Namun, menonton “Ted Lasso” benar-benar menyentuh hati saya. Entah saat Ted memberikan pidato motivasi di ruang ganti, atau saat AFC Richmond memenangkan pertandingan, atau saya secara umum mengagumi kekuatan perempuan Keeley (Juno Temple) dan Rebecca (Hannah Waddingham), dan persahabatan yang berkembang antara Roy (Brett Goldstein) dan Jamie (Phil Dunster), saya menyerap kegembiraan yang terpancar dari pertunjukan itu sambil melepaskan sebagian beban yang membebani saya.

Nick Mohammed di "Ted Lasso."
Nick Mohammed dalam “Ted Lasso.”

Bahkan saat televisi saya dimatikan, suara “Ted Lasso” berbicara kepada saya. Saya menganalisis adegan-adegan dengan pacar saya yang menjadi teman menonton saya. Saya menceritakan kembali episode-episode kepada putri remaja saya setelah dia kehilangan minat selama Musim 3 ketika episode-episodenya semakin panjang. Saya tertidur sambil memikirkan episode terakhir yang saya tonton dan menantikan episode berikutnya.

Namun, yang paling berkesan adalah tanda “Percaya” milik Ted. Tanda itu, dengan latar belakang kuning dan huruf-huruf biru dalam huruf kapital, hampir menjadi karakter tersendiri. Tanda itu tergantung di ruang ganti tim sebagai pengingat bagi semua orang — karakter fiksi dan penonton di dunia nyata — untuk tetap berharap, apa pun keadaannya. Melihat tanda itu, baik di layar maupun dalam imajinasi saya, menimbulkan rasa lega, seolah-olah pemicu stres dalam hidup saya telah menyusut dan terbagi menjadi bagian-bagian yang lebih mudah dikelola.

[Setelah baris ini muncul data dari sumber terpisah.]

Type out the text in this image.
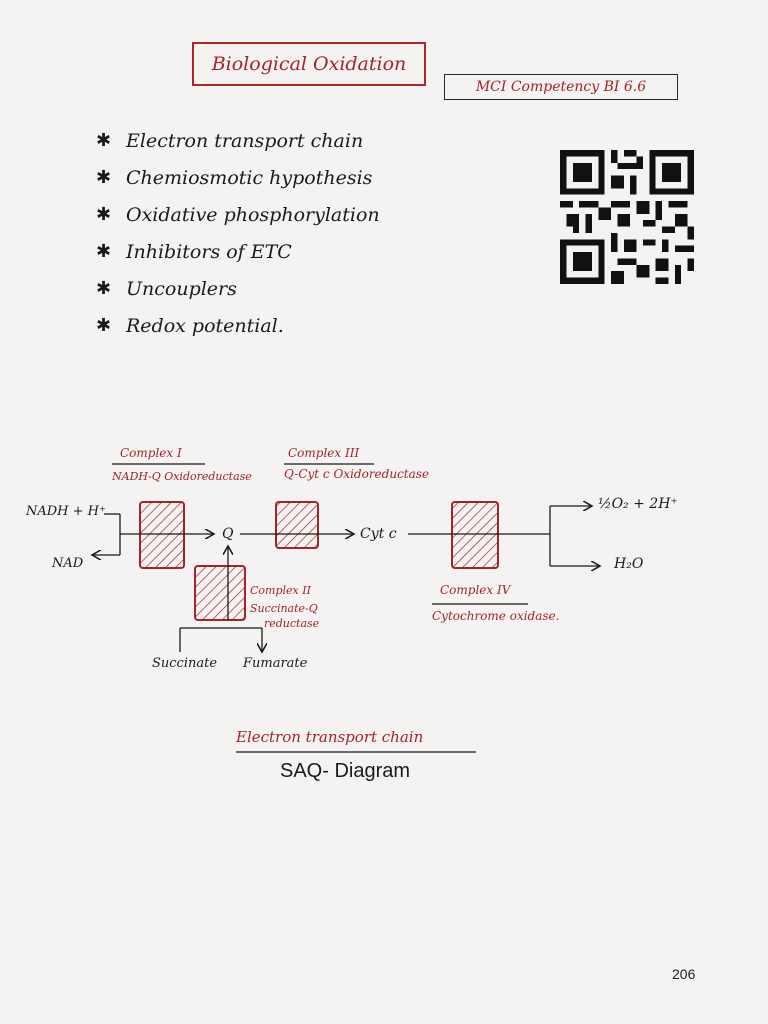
Biological Oxidation
MCI Competency BI 6.6
✱ Electron transport chain
✱ Chemiosmotic hypothesis
✱ Oxidative phosphorylation
✱ Inhibitors of ETC
✱ Uncouplers
✱ Redox potential.
Complex I
NADH-Q Oxidoreductase
Complex III
Q-Cyt c Oxidoreductase
Complex II
Succinate-Q
reductase
Complex IV
Cytochrome oxidase.
NADH + H⁺
NAD
Q	Cyt c
½O₂ + 2H⁺
H₂O
Succinate Fumarate
Electron transport chain
SAQ- Diagram
206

Saat saya berjuang melawan kejenuhan, tanda itu membuat saya percaya. Percaya bahwa saya akan menemukan kelegaan dari masalah kesehatan saya. Percaya bahwa pengeluaran finansial saya akan stabil. Percaya bahwa tujuan profesional saya masih dalam jangkauan. Percaya bahwa saya bisa menyelamatkan karpet yang terkena noda muntahan Labrador Retriever (yah, mungkin itu berlebihan).

Keyakinan tiba-tiba menjadi motivator terkuat saya. Tanda itu sekarang menjadi visualisasi utama saya untuk mendapatkan inspirasi, baik saat saya bermeditasi untuk menghilangkan stres, merumuskan jalan baru untuk memenuhi kebutuhan kesehatan saya, atau mengambil langkah-langkah yang dapat ditindaklanjuti menuju tujuan-tujuan yang, sebelum “Ted Lasso,” saya mulai berpikir harus saya tinggalkan. Saya percaya.

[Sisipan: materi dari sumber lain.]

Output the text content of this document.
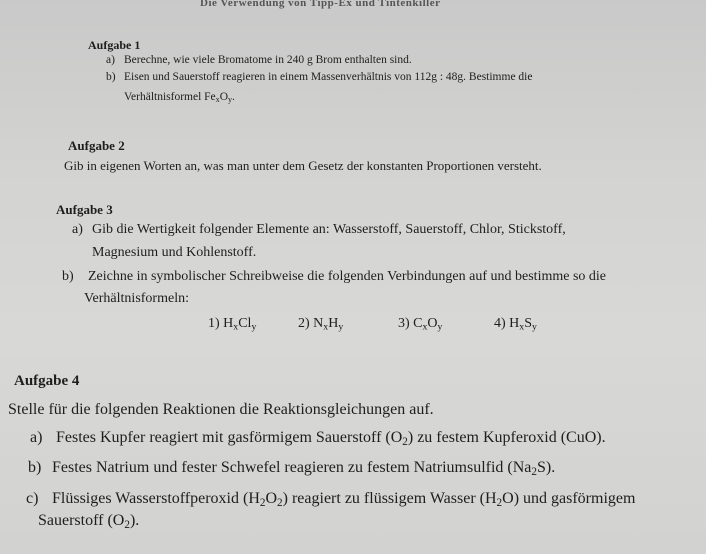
Die Verwendung von Tipp-Ex und Tintenkiller
Aufgabe 1
a) Berechne, wie viele Bromatome in 240 g Brom enthalten sind.
b) Eisen und Sauerstoff reagieren in einem Massenverhältnis von 112g : 48g. Bestimme die
Verhältnisformel $Fe_xO_y$.
Aufgabe 2
Gib in eigenen Worten an, was man unter dem Gesetz der konstanten Proportionen versteht.
Aufgabe 3
a) Gib die Wertigkeit folgender Elemente an: Wasserstoff, Sauerstoff, Chlor, Stickstoff,
Magnesium und Kohlenstoff.
b) Zeichne in symbolischer Schreibweise die folgenden Verbindungen auf und bestimme so die
Verhältnisformeln:
1) $H_xCl_y$	2) $N_xH_y$	3) $C_xO_y$	4) $H_xS_y$
Aufgabe 4
Stelle für die folgenden Reaktionen die Reaktionsgleichungen auf.
a) Festes Kupfer reagiert mit gasförmigem Sauerstoff $(O_2)$ zu festem Kupferoxid (CuO).
b) Festes Natrium und fester Schwefel reagieren zu festem Natriumsulfid $(Na_2S)$.
c) Flüssiges Wasserstoffperoxid $(H_2O_2)$ reagiert zu flüssigem Wasser $(H_2O)$ und gasförmigem
Sauerstoff $(O_2)$.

Ya, acara itu terkadang mudah ditebak. Ya, kadang-kadang acara itu melewati batas menjadi konyol. Namun acara itu bukan sekadar lelucon dan humor murahan. Sambil mempertahankan tema optimisme, acara itu membahas perceraian, kesehatan mental dan terapi, hubungan orangtua yang rumit, identitas seksual, balas dendam, dan banyak lagi. Acara itu nyata dan relevan, membangkitkan semangat dan tak terlupakan.

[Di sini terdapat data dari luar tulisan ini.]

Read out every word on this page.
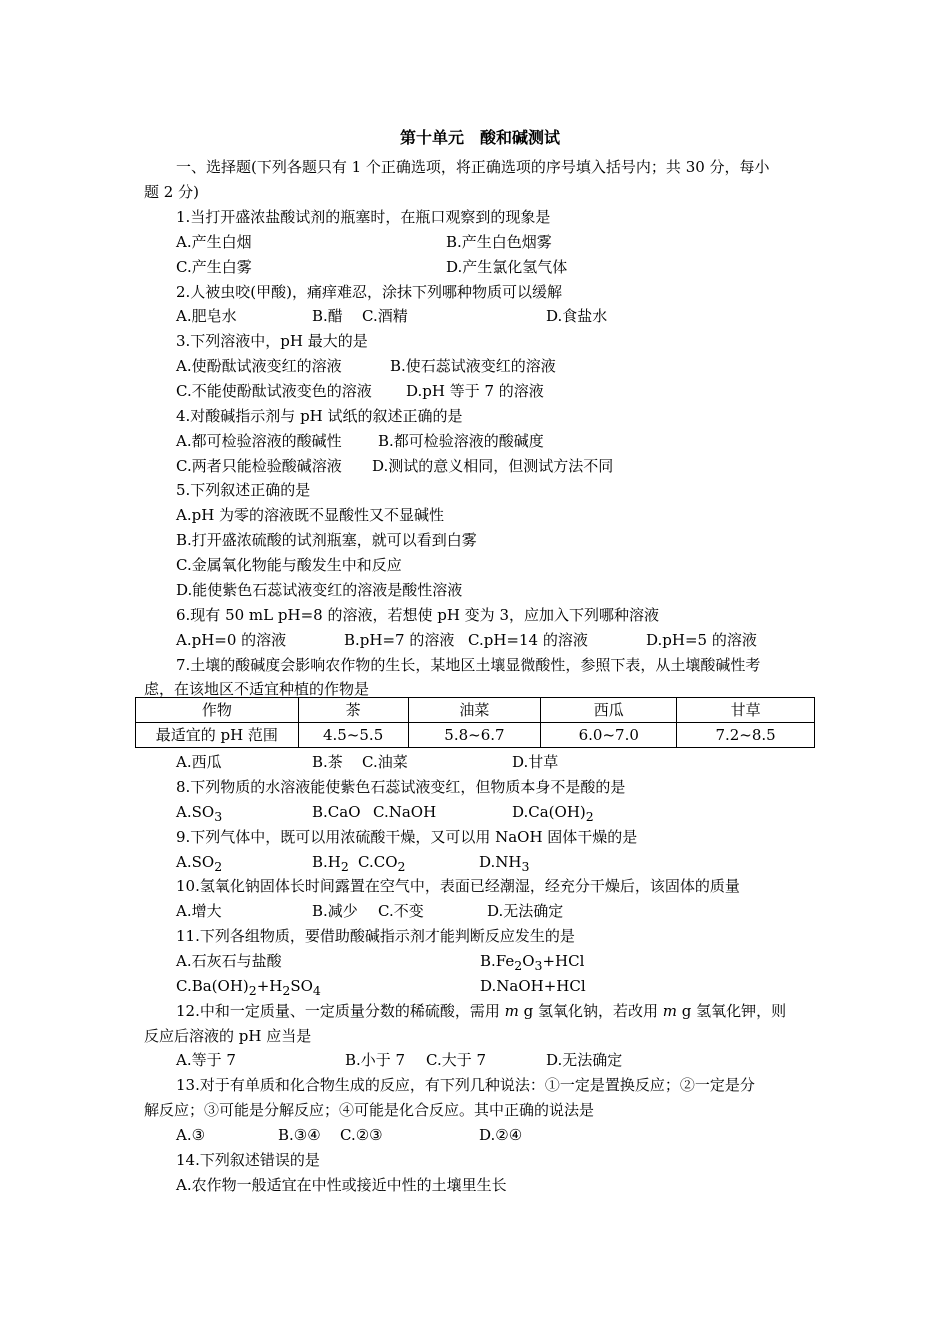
第十单元　酸和碱测试
一、选择题(下列各题只有 1 个正确选项，将正确选项的序号填入括号内；共 30 分，每小
题 2 分)
1.当打开盛浓盐酸试剂的瓶塞时，在瓶口观察到的现象是
A.产生白烟	B.产生白色烟雾
C.产生白雾	D.产生氯化氢气体
2.人被虫咬(甲酸)，痛痒难忍，涂抹下列哪种物质可以缓解
A.肥皂水	B.醋 C.酒精	D.食盐水
3.下列溶液中，pH 最大的是
A.使酚酞试液变红的溶液	B.使石蕊试液变红的溶液
C.不能使酚酞试液变色的溶液 D.pH 等于 7 的溶液
4.对酸碱指示剂与 pH 试纸的叙述正确的是
A.都可检验溶液的酸碱性 B.都可检验溶液的酸碱度
C.两者只能检验酸碱溶液 D.测试的意义相同，但测试方法不同
5.下列叙述正确的是
A.pH 为零的溶液既不显酸性又不显碱性
B.打开盛浓硫酸的试剂瓶塞，就可以看到白雾
C.金属氧化物能与酸发生中和反应
D.能使紫色石蕊试液变红的溶液是酸性溶液
6.现有 50 mL pH=8 的溶液，若想使 pH 变为 3，应加入下列哪种溶液
A.pH=0 的溶液	B.pH=7 的溶液 C.pH=14 的溶液	D.pH=5 的溶液
7.土壤的酸碱度会影响农作物的生长，某地区土壤显微酸性，参照下表，从土壤酸碱性考
虑，在该地区不适宜种植的作物是
作物	茶	油菜	西瓜	甘草
最适宜的 pH 范围	4.5~5.5	5.8~6.7	6.0~7.0	7.2~8.5
A.西瓜	B.茶 C.油菜	D.甘草
8.下列物质的水溶液能使紫色石蕊试液变红，但物质本身不是酸的是
$A.SO_3$	B.CaO C.NaOH	$D.Ca(OH)_2$
9.下列气体中，既可以用浓硫酸干燥，又可以用 NaOH 固体干燥的是
$A.SO_2$	$B.H_2$ $C.CO_2$	$D.NH_3$
10.氢氧化钠固体长时间露置在空气中，表面已经潮湿，经充分干燥后，该固体的质量
A.增大	B.减少 C.不变	D.无法确定
11.下列各组物质，要借助酸碱指示剂才能判断反应发生的是
A.石灰石与盐酸	$B.Fe_2O_3+HCl$
$C.Ba(OH)_2+H_2SO_4$	D.NaOH+HCl
12.中和一定质量、一定质量分数的稀硫酸，需用 m g 氢氧化钠，若改用 m g 氢氧化钾，则
反应后溶液的 pH 应当是
A.等于 7	B.小于 7 C.大于 7	D.无法确定
13.对于有单质和化合物生成的反应，有下列几种说法：①一定是置换反应；②一定是分
解反应；③可能是分解反应；④可能是化合反应。其中正确的说法是
A.③	B.③④ C.②③	D.②④
14.下列叙述错误的是
A.农作物一般适宜在中性或接近中性的土壤里生长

Saya sudah selesai menonton “Ted Lasso,” tetapi saya masih berpegang teguh pada pelajaran hidup yang saya dapatkan. Pelajaran itu berbicara kepada saya tepat pada saat saya membutuhkannya, mengingatkan saya untuk menambahkan lebih banyak hal positif dalam hidup saya, lebih banyak perhatian, lebih banyak kesabaran, lebih banyak kebaikan, lebih banyak pengampunan, terhadap orang lain dan juga terhadap diri saya sendiri. Dan yang terpenting, pelajaran itu mengingatkan saya bahwa, seperti yang dikatakan Ted Lasso sendiri dengan sangat bijak, “Saya percaya pada harapan, saya percaya pada keyakinan.”